Me costaba respirar. Al fin, empecé a pensar. Pero mi cerebro funcionaba de igual modo que mis pulmones, a sofocantes intervalos.

—Sí, gasolina. Podemos intentar derramarla. No, eso les daría tiempo. Pero si la dejamos allí. Cerillas… y un cincel o algo parecido.

—Ellie, ¿qué demonios estás diciendo?

—Buscad cerillas o un mechero. Y un cincel. Y también un martillo. Rápido. Daos prisa. Mirad en esos cobertizos.

Nos separamos y nos dirigimos a toda prisa hacia los oscuros edificios. Corrie iba cojeando. Entré en un garaje. Avancé a tientas y localicé las frías y lisas líneas de un coche. Me encaminé hacia el asiento del acompañante. La puerta estaba abierta; como la mayoría de los vecinos del pueblo, la señora Alexander no se había molestado en cerrar con llave. Todos confiaban en todos. Era algo que iba a cambiar para siempre. Cuando la puerta se abrió, la luz interior, para mi horror, se encendió. Encontré el interruptor y la apagué. Hecho esto, me quedé inmóvil, temblando, esperando a que las balas acribillaran los muros del edificio. No ocurrió nada. Abrí la guantera, que estaba provista de una lucecita, más discreta; de todas formas, necesitaba algo de iluminación. Ahí estaba, la dichosa caja de cerillas. Por suerte, la señora Alexander era una fumadora empedernida. Cogí las cerillas, cerré de un golpe la guantera y salí corriendo del garaje; estaba tan encantada con el hallazgo que pasé por alto el hecho de que los soldados pudiesen aguardar fuera. Pero solo estaba Kevin.

—¿Has encontrado algo?

—El martillo y el cincel.

—Te adoro, Kevin.

—Oye, lo he oído —susurró Corrie desde la oscuridad.

—Llevadme hasta el cortacésped —dije.

Minutos antes, dos personas habían tropezado con él sin quererlo. Y ahora que los tres deseábamos localizarlo, nos resultó imposible. Pasaron dos minutos angustiosos. Sentí que la piel se me enfriaba cada vez más, como si unos insectos congelados reptaran sobre mi cuerpo. Al fin, concluí:

—Es inútil. Dejémoslo.

Aunque haciendo alarde de mi terquedad, como una idiota, seguí buscándolo.

Entonces, oímos un nuevo susurro de Corrie: —Ahí está.

Kevin y yo convergimos hasta donde ella se encontraba y, en ese preciso instante, vi el haz de una linterna barrer una zona cercana a la puerta de la baranda.

—Se acercan —dije—. Rápido.

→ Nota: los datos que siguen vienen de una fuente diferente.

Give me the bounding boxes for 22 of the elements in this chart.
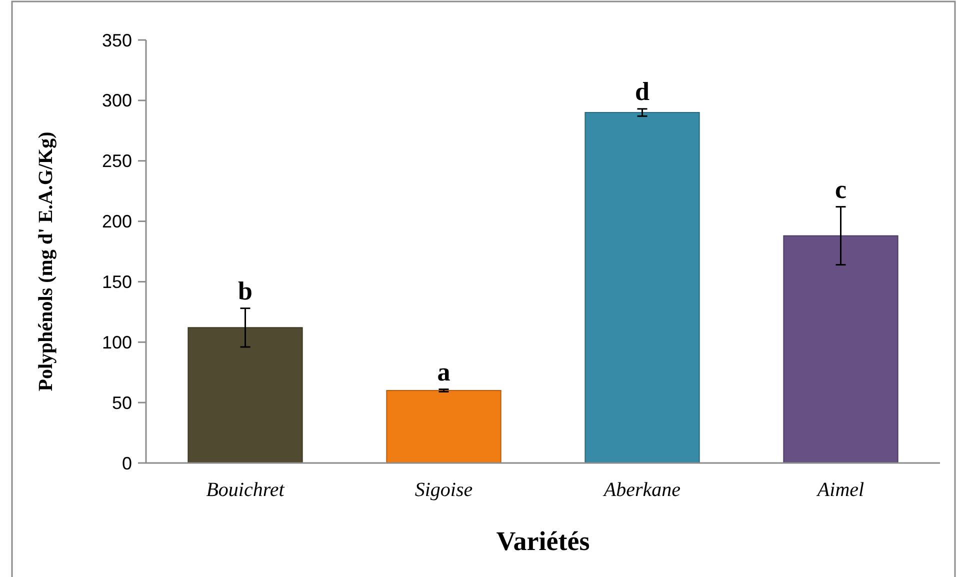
- y-axis-title: Polyphénols (mg d' E.A.G/Kg): [35, 132, 57, 392]
- y-tick-label: 350: [102, 30, 132, 50]
- x-axis-title: Variétés: [496, 526, 590, 556]
- annotation: a: [437, 357, 450, 386]
- y-tick-label: 250: [102, 151, 132, 172]
- bar: [783, 235, 898, 464]
- y-tick-label: 50: [112, 392, 132, 413]
- y-tick-label: 100: [102, 332, 132, 352]
- bar: [386, 390, 502, 464]
- bar: [584, 112, 700, 464]
- x-tick-label: Aimel: [815, 479, 865, 501]
- y-tick-label: 150: [102, 272, 132, 292]
- y-tick-label: 200: [102, 212, 132, 232]
- x-tick-label: Sigoise: [414, 479, 473, 501]
- annotation: c: [834, 174, 847, 204]
- x-tick-label: Bouichret: [206, 479, 285, 501]
- y-tick-label: 0: [122, 453, 132, 474]
- bar: [188, 327, 303, 464]
- annotation: d: [635, 76, 650, 106]
- y-tick-label: 300: [102, 90, 132, 111]
- annotation: b: [238, 276, 252, 306]
- x-tick-label: Aberkane: [602, 479, 681, 501]
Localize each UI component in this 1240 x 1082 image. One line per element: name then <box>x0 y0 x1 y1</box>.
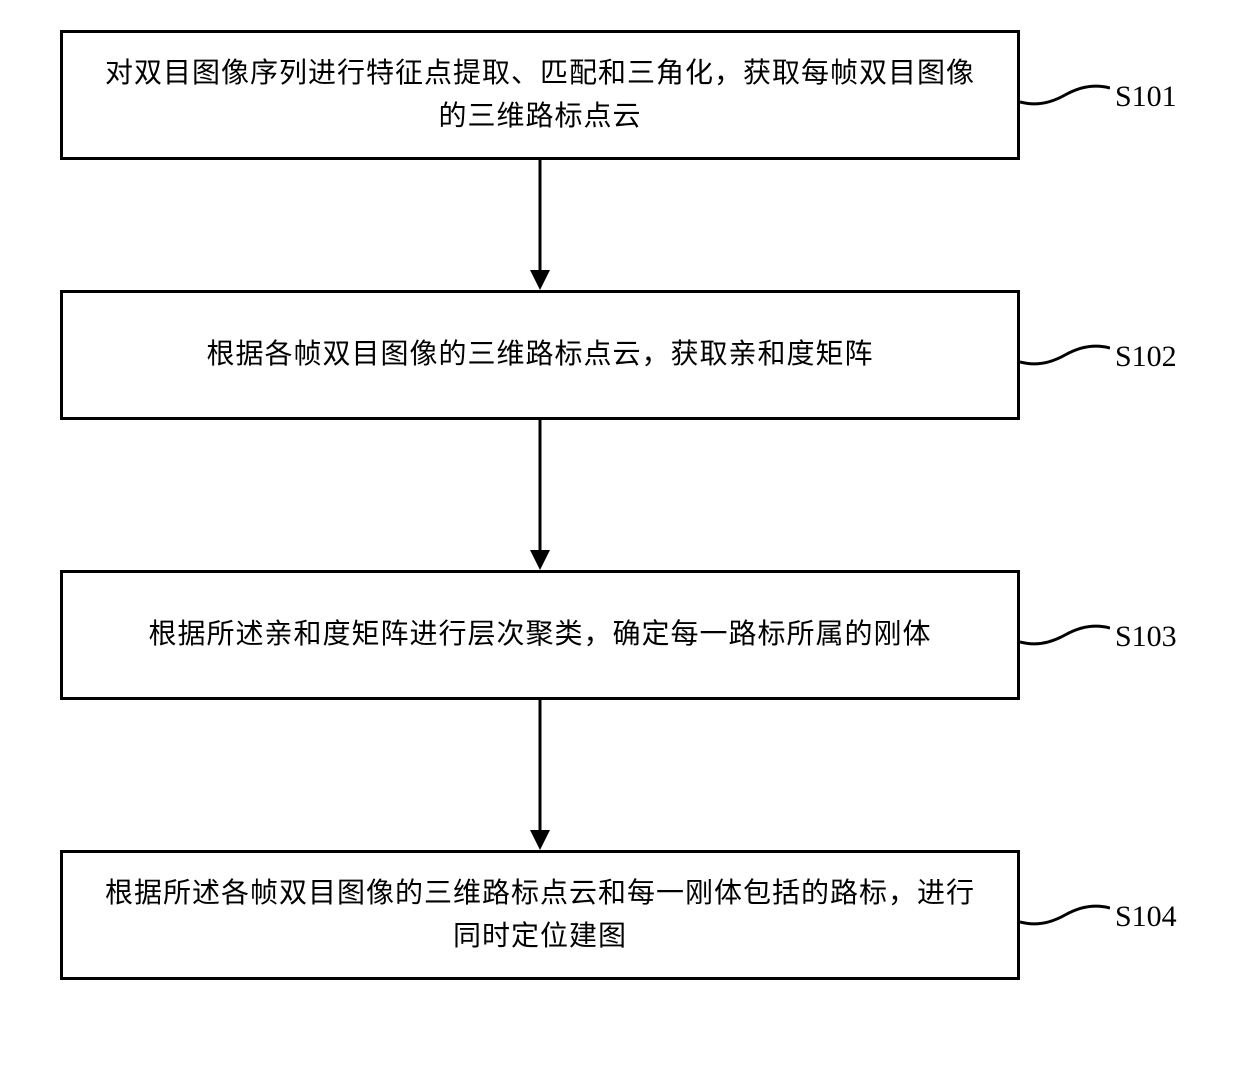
connector-wave-1 <box>1020 78 1110 112</box>
connector-wave-2 <box>1020 338 1110 372</box>
flow-step-1-text: 对双目图像序列进行特征点提取、匹配和三角化，获取每帧双目图像的三维路标点云 <box>93 52 987 139</box>
arrow-2-to-3 <box>520 420 560 570</box>
flow-step-3: 根据所述亲和度矩阵进行层次聚类，确定每一路标所属的刚体 <box>60 570 1020 700</box>
flow-step-2-label: S102 <box>1115 340 1177 374</box>
flow-step-1: 对双目图像序列进行特征点提取、匹配和三角化，获取每帧双目图像的三维路标点云 <box>60 30 1020 160</box>
flow-step-4-label: S104 <box>1115 900 1177 934</box>
flow-step-3-text: 根据所述亲和度矩阵进行层次聚类，确定每一路标所属的刚体 <box>148 613 931 656</box>
flowchart-diagram: 对双目图像序列进行特征点提取、匹配和三角化，获取每帧双目图像的三维路标点云 根据… <box>0 0 1240 1082</box>
flow-step-2-text: 根据各帧双目图像的三维路标点云，获取亲和度矩阵 <box>206 333 873 376</box>
flow-step-3-label: S103 <box>1115 620 1177 654</box>
flow-step-4-text: 根据所述各帧双目图像的三维路标点云和每一刚体包括的路标，进行同时定位建图 <box>93 872 987 959</box>
flow-step-2: 根据各帧双目图像的三维路标点云，获取亲和度矩阵 <box>60 290 1020 420</box>
flow-step-1-label: S101 <box>1115 80 1177 114</box>
arrow-1-to-2 <box>520 160 560 290</box>
arrow-3-to-4 <box>520 700 560 850</box>
flow-step-4: 根据所述各帧双目图像的三维路标点云和每一刚体包括的路标，进行同时定位建图 <box>60 850 1020 980</box>
connector-wave-4 <box>1020 898 1110 932</box>
connector-wave-3 <box>1020 618 1110 652</box>
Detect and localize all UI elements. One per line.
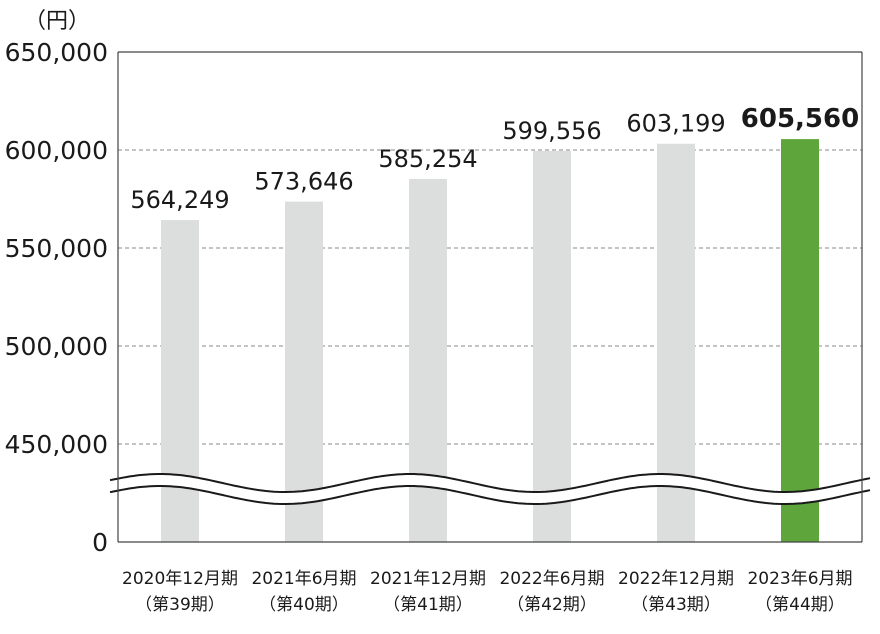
category-sublabel: （第41期） (383, 595, 473, 615)
category-label: 2021年12月期 (370, 569, 486, 589)
y-tick-label: 550,000 (5, 234, 108, 263)
value-label: 599,556 (502, 117, 601, 145)
category-label: 2022年6月期 (499, 569, 604, 589)
category-sublabel: （第39期） (135, 595, 225, 615)
y-tick-label: 500,000 (5, 332, 108, 361)
y-tick-label: 650,000 (5, 38, 108, 67)
y-tick-labels: 650,000 600,000 550,000 500,000 450,000 0 (5, 38, 108, 557)
category-sublabel: （第40期） (259, 595, 349, 615)
axis-break (109, 473, 872, 505)
category-label: 2021年6月期 (251, 569, 356, 589)
value-label: 573,646 (254, 168, 353, 196)
value-label: 605,560 (741, 104, 859, 134)
axis-break-line-bottom (109, 485, 871, 505)
bar (781, 139, 819, 542)
category-label: 2022年12月期 (618, 569, 734, 589)
grid-lines (118, 51, 862, 445)
bar (533, 150, 571, 542)
axes (117, 52, 863, 543)
axis-break-line-top (109, 473, 871, 493)
value-label: 564,249 (130, 186, 229, 214)
category-sublabel: （第43期） (631, 595, 721, 615)
category-sublabel: （第44期） (755, 595, 845, 615)
category-label: 2020年12月期 (122, 569, 238, 589)
y-tick-label: 0 (92, 528, 108, 557)
bar (161, 220, 199, 542)
value-label: 585,254 (378, 145, 477, 173)
bar (285, 201, 323, 542)
category-labels: 2020年12月期 （第39期） 2021年6月期 （第40期） 2021年12月期 （第… (122, 569, 853, 615)
value-labels: 564,249 573,646 585,254 599,556 603,199 605,5… (130, 104, 859, 214)
category-label: 2023年6月期 (747, 569, 852, 589)
axis-break-fill (110, 474, 872, 504)
y-tick-label: 600,000 (5, 136, 108, 165)
category-sublabel: （第42期） (507, 595, 597, 615)
y-tick-label: 450,000 (5, 430, 108, 459)
value-label: 603,199 (626, 110, 725, 138)
unit-label: （円） (24, 9, 90, 34)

Ayudadme a empujarlo. Pero no hagáis ruido.

Llevamos el cortacésped hasta un lateral del camino de entrada, cerca del muro de ladrillos del estudio de la señora Alexander.

—¿Para qué necesitas el martillo y el cincel? —susurró Kevin con tono de urgencia.

—Para perforar el depósito de gasolina —contesté—. Pero ahora que lo pienso, haríamos demasiado ruido.

—¿Por qué quieres perforarlo? —preguntó—. ¿Por qué no desenroscar la tapa simplemente?

No dejaba de sentirme como una estúpida. Más tarde, comprendí que había sido doblemente estúpida, porque el martillo y el cincel habrían bastado para provocar una chispa que nos habría hecho volar por los aires.